Review - Carnival Row (Spoilers)


Carnival row is a new amazon tv series starring Orlando Bloom and Cara Delevingne. The story takes place in a fantasy world where fairy creatures and humans live together. The fairies used to live on their homeland, but a war between human superpowers left their home devastated. Now these refugee fairies live in the human city, primarily around a street called Carnival Row. Orlando Bloom plays a police inspector who is trying to solve a string of murders. Cara Delevingne is a Tinkerbell type fairy who knew Orland Bloom back in the war. Political intrigue and social integration subplots pack a lot of story into the eight episodes.

There’s a lot to like about the series. The framework of the world allows for stories about immigrants, racism, and the clash of cultures. In the human society animosity between the human races has faded as they embraced tolerance, which stands out against the stark bigotry the humans express for the fairies.

There is only one aspect that I felt was let down in the story; the murder investigation.
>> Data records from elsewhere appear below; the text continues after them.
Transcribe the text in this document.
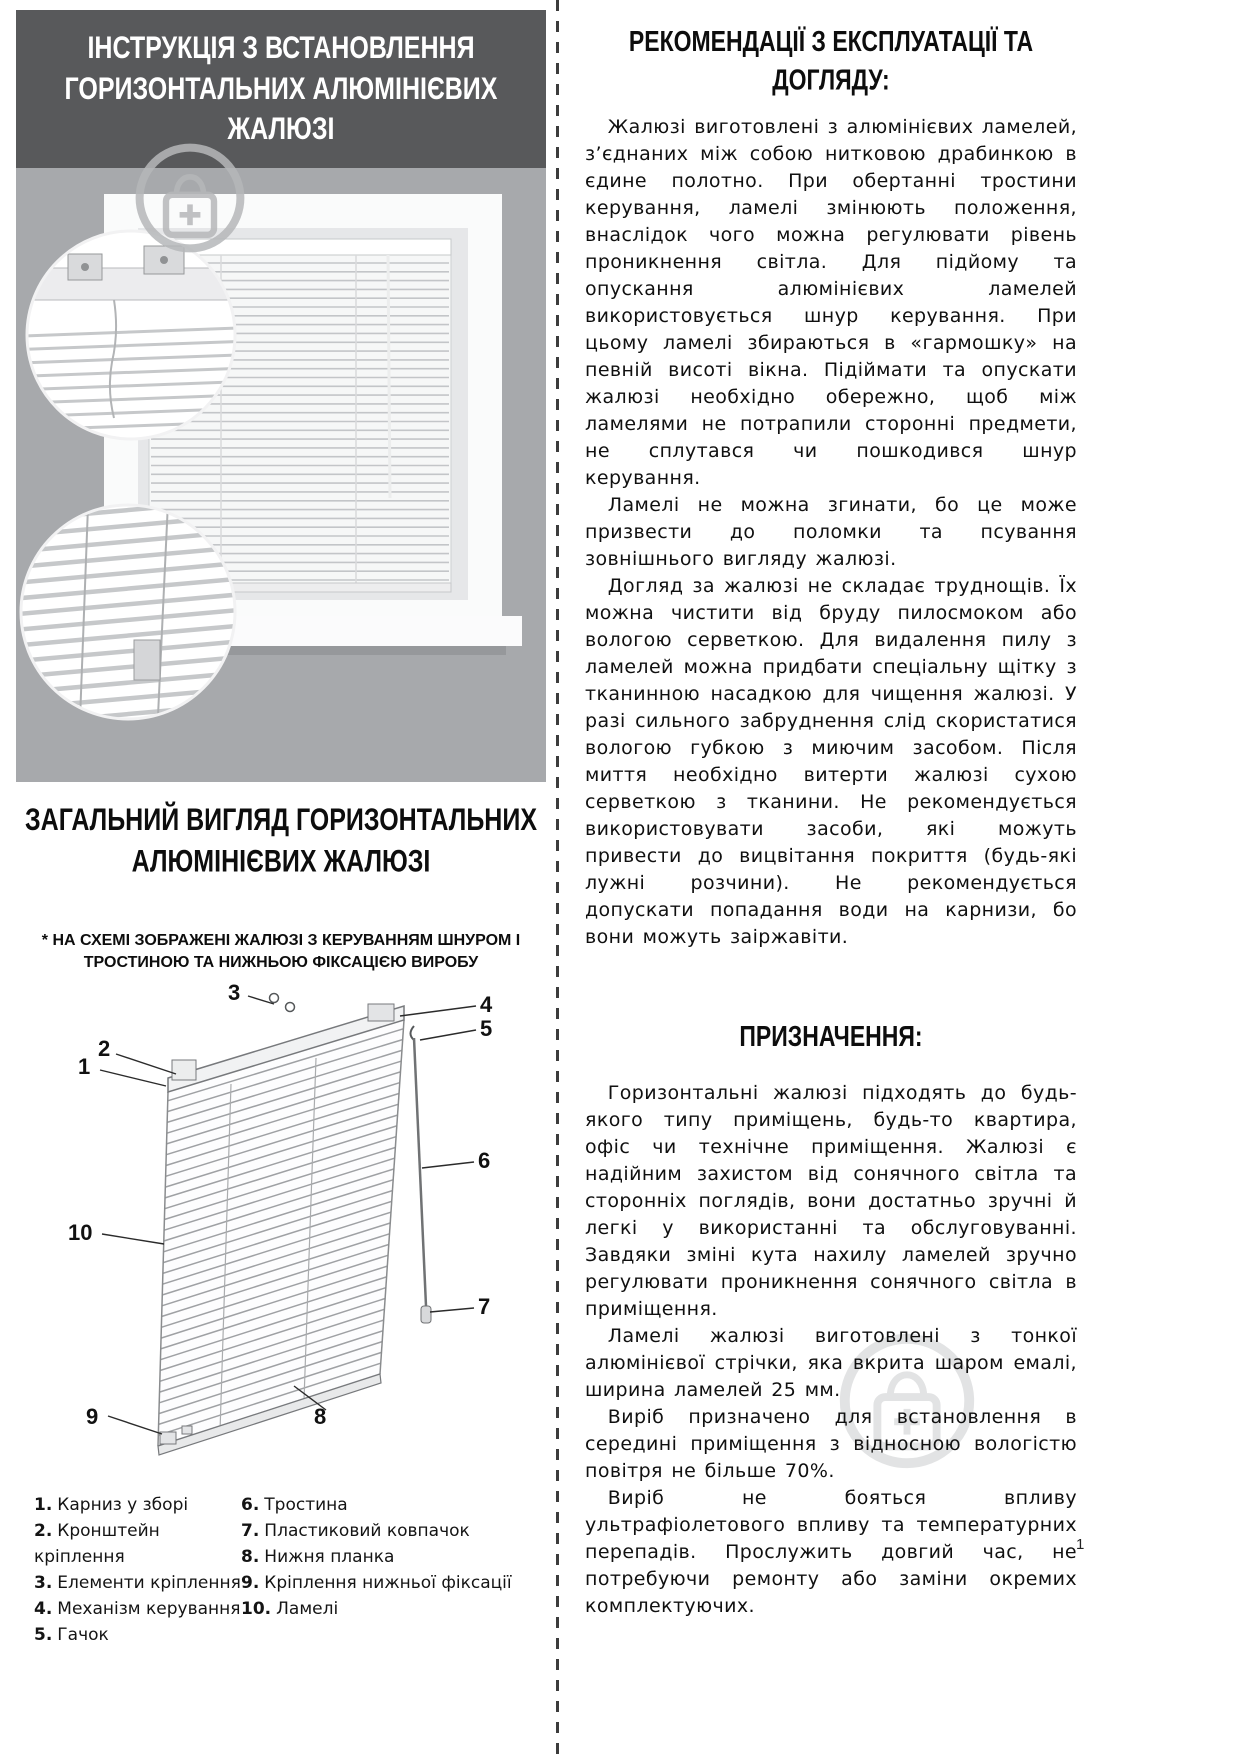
ІНСТРУКЦІЯ З ВСТАНОВЛЕННЯ ГОРИЗОНТАЛЬНИХ АЛЮМІНІЄВИХ ЖАЛЮЗІ
ЗАГАЛЬНИЙ ВИГЛЯД ГОРИЗОНТАЛЬНИХ АЛЮМІНІЄВИХ ЖАЛЮЗІ
* НА СХЕМІ ЗОБРАЖЕНІ ЖАЛЮЗІ З КЕРУВАННЯМ ШНУРОМ І ТРОСТИНОЮ ТА НИЖНЬОЮ ФІКСАЦІЄЮ ВИРОБУ
1
2
3	4
5
6
7
8
9
10
1. Карниз у зборі
2. Кронштейн кріплення
3. Елементи кріплення
4. Механізм керування
5. Гачок
6. Тростина
7. Пластиковий ковпачок
8. Нижня планка
9. Кріплення нижньої фіксації
10. Ламелі
РЕКОМЕНДАЦІЇ З ЕКСПЛУАТАЦІЇ ТА ДОГЛЯДУ:

Жалюзі виготовлені з алюмінієвих ламелей, з’єднаних між собою нитковою драбинкою в єдине полотно. При обертанні тростини керування, ламелі змінюють положення, внаслідок чого можна регулювати рівень проникнення світла. Для підйому та опускання алюмінієвих ламелей використовується шнур керування. При цьому ламелі збираються в «гармошку» на певній висоті вікна. Підіймати та опускати жалюзі необхідно обережно, щоб між ламелями не потрапили сторонні предмети, не сплутався чи пошкодився шнур керування.

Ламелі не можна згинати, бо це може призвести до поломки та псування зовнішнього вигляду жалюзі.

Догляд за жалюзі не складає труднощів. Їх можна чистити від бруду пилосмоком або вологою серветкою. Для видалення пилу з ламелей можна придбати спеціальну щітку з тканинною насадкою для чищення жалюзі. У разі сильного забруднення слід скористатися вологою губкою з миючим засобом. Після миття необхідно витерти жалюзі сухою серветкою з тканини. Не рекомендується використовувати засоби, які можуть привести до вицвітання покриття (будь-які лужні розчини). Не рекомендується допускати попадання води на карнизи, бо вони можуть заіржавіти.

ПРИЗНАЧЕННЯ:

Горизонтальні жалюзі підходять до будь-якого типу приміщень, будь-то квартира, офіс чи технічне приміщення. Жалюзі є надійним захистом від сонячного світла та сторонніх поглядів, вони достатньо зручні й легкі у використанні та обслуговуванні. Завдяки зміні кута нахилу ламелей зручно регулювати проникнення сонячного світла в приміщення.

Ламелі жалюзі виготовлені з тонкої алюмінієвої стрічки, яка вкрита шаром емалі, ширина ламелей 25 мм.

Виріб призначено для встановлення в середині приміщення з відносною вологістю повітря не більше 70%.

Виріб не бояться впливу ультрафіолетового впливу та температурних перепадів. Прослужить довгий час, не потребуючи ремонту або заміни окремих комплектуючих.

1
This is pretty unfortunate as it is the A plot. Most of the B plots are more interesting and fit together better.

My biggest problem with the murder investigation is the motivation. As you go through the story, you find out that the murders connect to Orlando Bloom’s character. Since he is a perspective character, or as close as the story has to one, the audience knows he is not the murderer. With each episode the mystery unfolds revealing more and more layers. The person committing the murders is acting because a blackmail plot has revealed that a prophecy she believes in could be at jeopardy and she is killing people to steal their livers so she can use magic to learn the identity of her husbands bastard – yeah that is what actually happens.

I found this element of the story to be pretty weak. The murderer is the Chancellor’s wife, so why not use coercion, or torture, or any other method before choosing dark magic. Also, this method of liver reading to learn secrets is incredibly weak when it has to be. All three of the victims know the identity of the Chancellor’s bastard, yet only the 4th liver reading reveals his identity.

Then finally it turns out that the blackmail request that started the murders was initiated by someone who had no direct knowledge of the bastard, his identity, or if he’s even real. She wrote this note to “create chaos” to take politic power should the advantage arise. Well, Bravo I say, her single blackmail letter to her father’s rival’s wife resulted in the deaths of the leader of the opposition, the Chancellor and the Chancellor’s wife. It really couldn’t have gone any better.

I think I will watch season 2, as the world is fun to play in and creates some great stories, hopefully the main story next season will be one of them.